Dall’altro lato, però, a Bruxelles si aspettano decisi passi avanti sulla strada delle riforme politiche ed economiche. Ed è per questo che nelle ultime settimane il governo ucraino ha cominciato a muoversi concretamente contro il sistema di oligarchie e corruzione che strangola la vita del Paese. Ai vertici dell’amministrazione presidenziale, i più stretti consiglieri del capo dello Stato Viktor Poroshenko sono ottimisti: «L’era degli oligarchi è finita: sono stati indeboliti dalla crisi e la società stessa non vuole più vivere in un sistema dominato da loro. Stiamo cambiando le leggi, senza ricorrere alla violenza: entro l’anno prossimo non ci saranno più oligarchi un Ucraina».

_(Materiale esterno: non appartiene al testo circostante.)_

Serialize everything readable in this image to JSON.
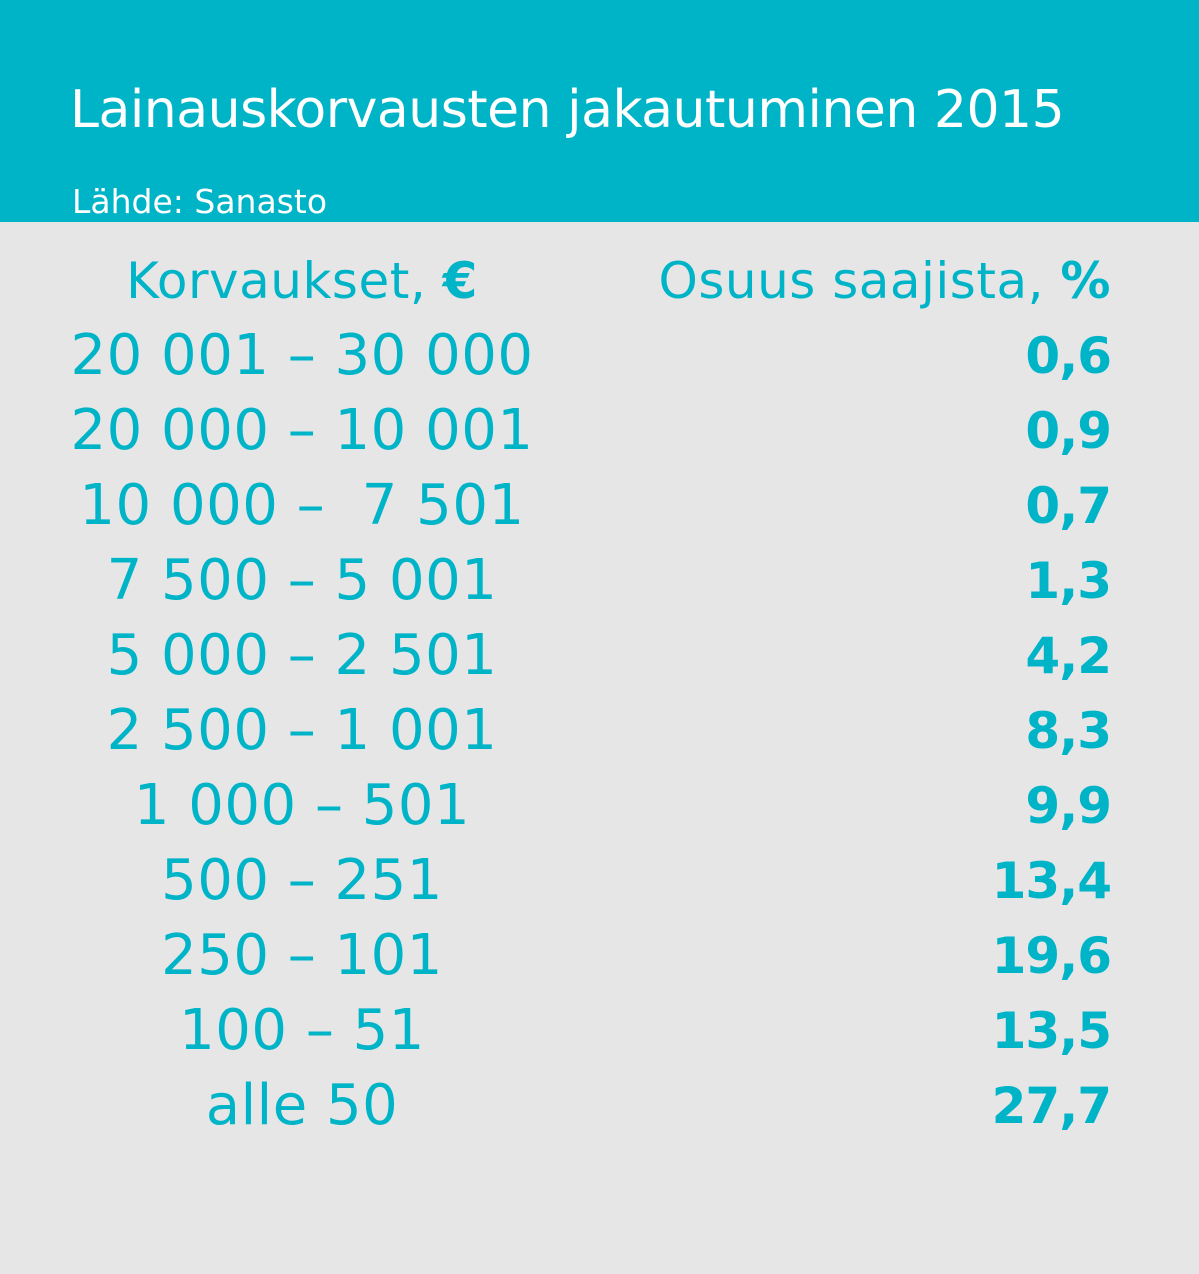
{
  "title": "Lainauskorvausten jakautuminen 2015",
  "subtitle": "Lähde: Sanasto",
  "chart_data": {
    "type": "table",
    "columns": [
      {
        "label": "Korvaukset, ",
        "unit": "€"
      },
      {
        "label": "Osuus saajista, ",
        "unit": "%"
      }
    ],
    "rows": [
      {
        "range": "20 001 – 30 000",
        "value": "0,6"
      },
      {
        "range": "20 000 – 10 001",
        "value": "0,9"
      },
      {
        "range": "10 000 –  7 501",
        "value": "0,7"
      },
      {
        "range": "7 500 – 5 001",
        "value": "1,3"
      },
      {
        "range": "5 000 – 2 501",
        "value": "4,2"
      },
      {
        "range": "2 500 – 1 001",
        "value": "8,3"
      },
      {
        "range": "1 000 – 501",
        "value": "9,9"
      },
      {
        "range": "500 – 251",
        "value": "13,4"
      },
      {
        "range": "250 – 101",
        "value": "19,6"
      },
      {
        "range": "100 – 51",
        "value": "13,5"
      },
      {
        "range": "alle 50",
        "value": "27,7"
      }
    ]
  },
  "colors": {
    "accent": "#00b4c8",
    "background": "#e6e6e7",
    "header_text": "#ffffff"
  }
}
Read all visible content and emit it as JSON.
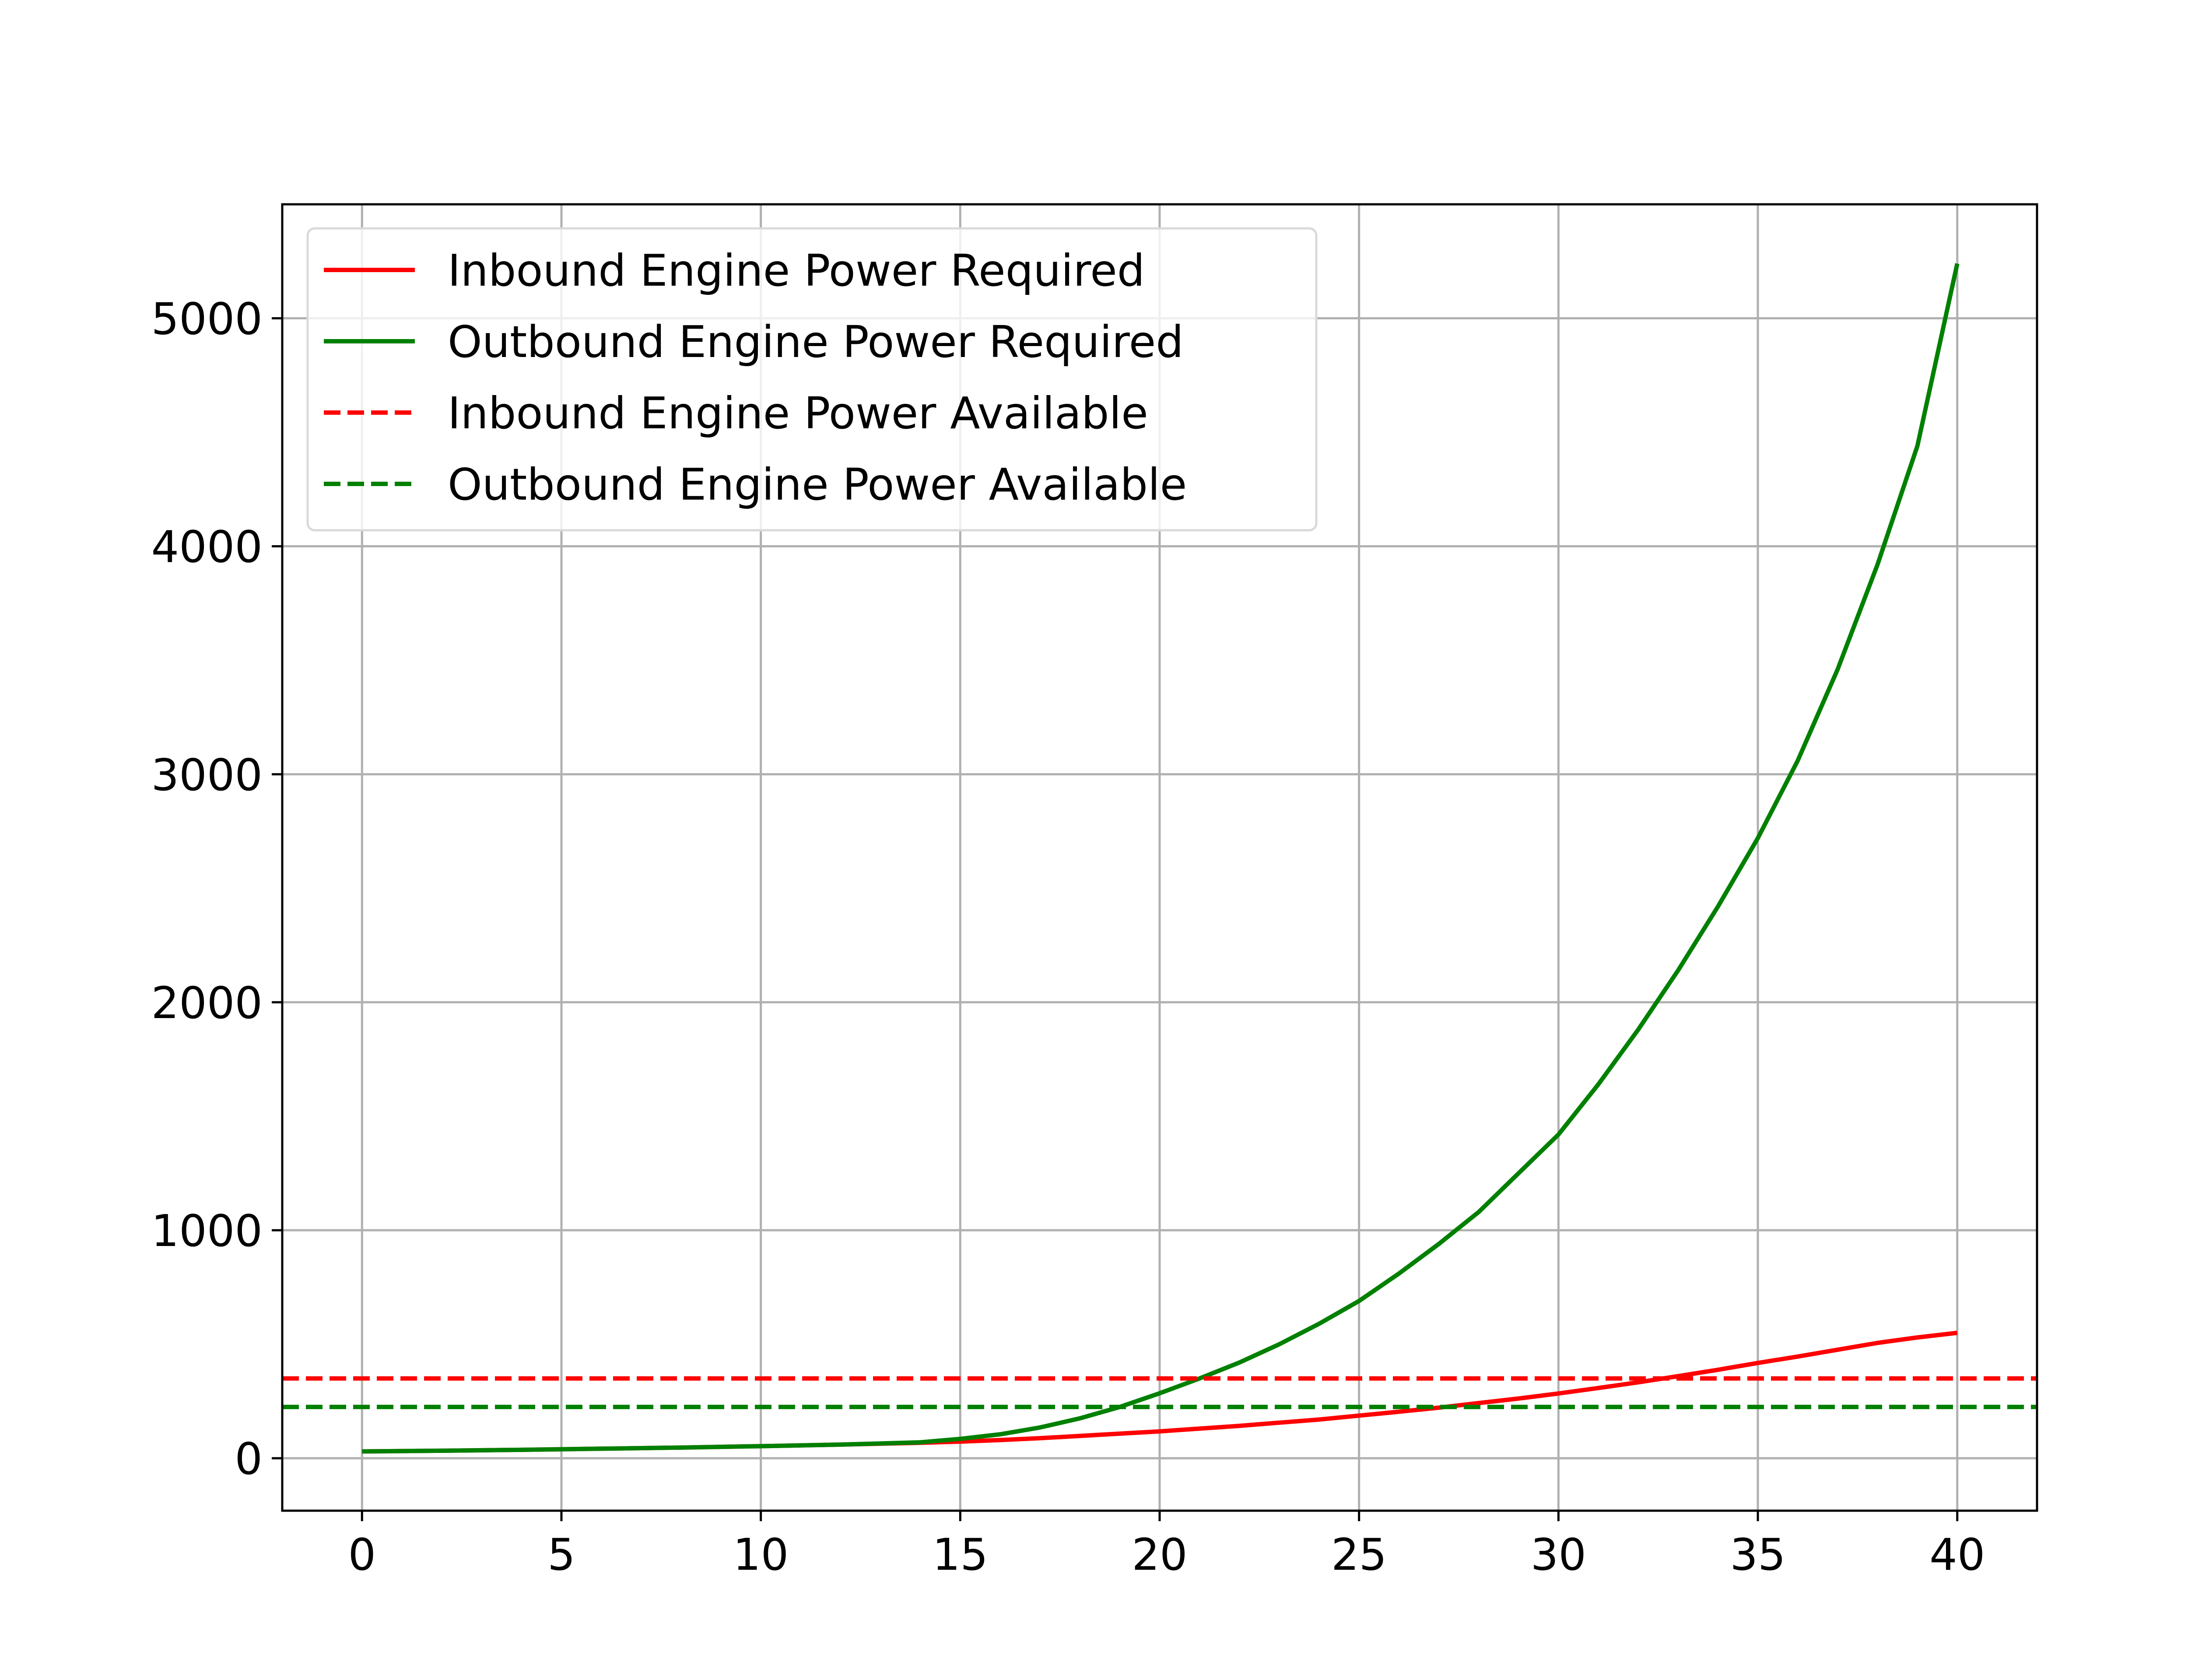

La strada delle riforme non è certo indolore: «Negli ultimi 15 mesi abbiamo preso molte decisioni impopolari in economia — ricorda il premier Yatseniuk —. Abbiamo aumentato le tasse, eliminato le elusioni fiscali, cacciato il 10 per cento dei funzionari pubblici, alzato le tariffe energetiche, ridotto i benefit sociali. Ora ci aspettiamo che i creditori esteri siano cooperativi nei nostri confronti. E che l’Europa si faccia garante degli investimenti nel nostro Paese».
La lotta alla corruzione e la battaglia per trasformare la struttura economica dell’Ucraina trova una coorte di sostenitori in un tessuto di Ong animate da giovani attivisti che pungolano il governo a fare sempre di più. Anche perché il successo su questo fronte è visto come la chiave per riprendersi le regioni separatiste russofone: «Se la tregua regge — ragionano i consiglieri del presidente Poroshenko — in un anno o poco più, grazie all’attrattiva economica e alla decentralizzazione, potremmo recuperare i territori dell’Est. Nello scenario peggiore ci vorranno al massimo tre-cinque anni. Ma per farlo è necessario chiudere la frontiera con la Russia e ottenere il ritiro delle armi». Ed è qui che torna in campo la Ue: la missione attuale dell’Ocse per monitorare il cessate il fuoco è considerata da Kiev inefficace. «Vogliamo un contingente di peacekeeper veri, schierati sulla linea del fronte. Entro giugno». Vedremo da domani se l’Europa sarà pronta a scendere in campo.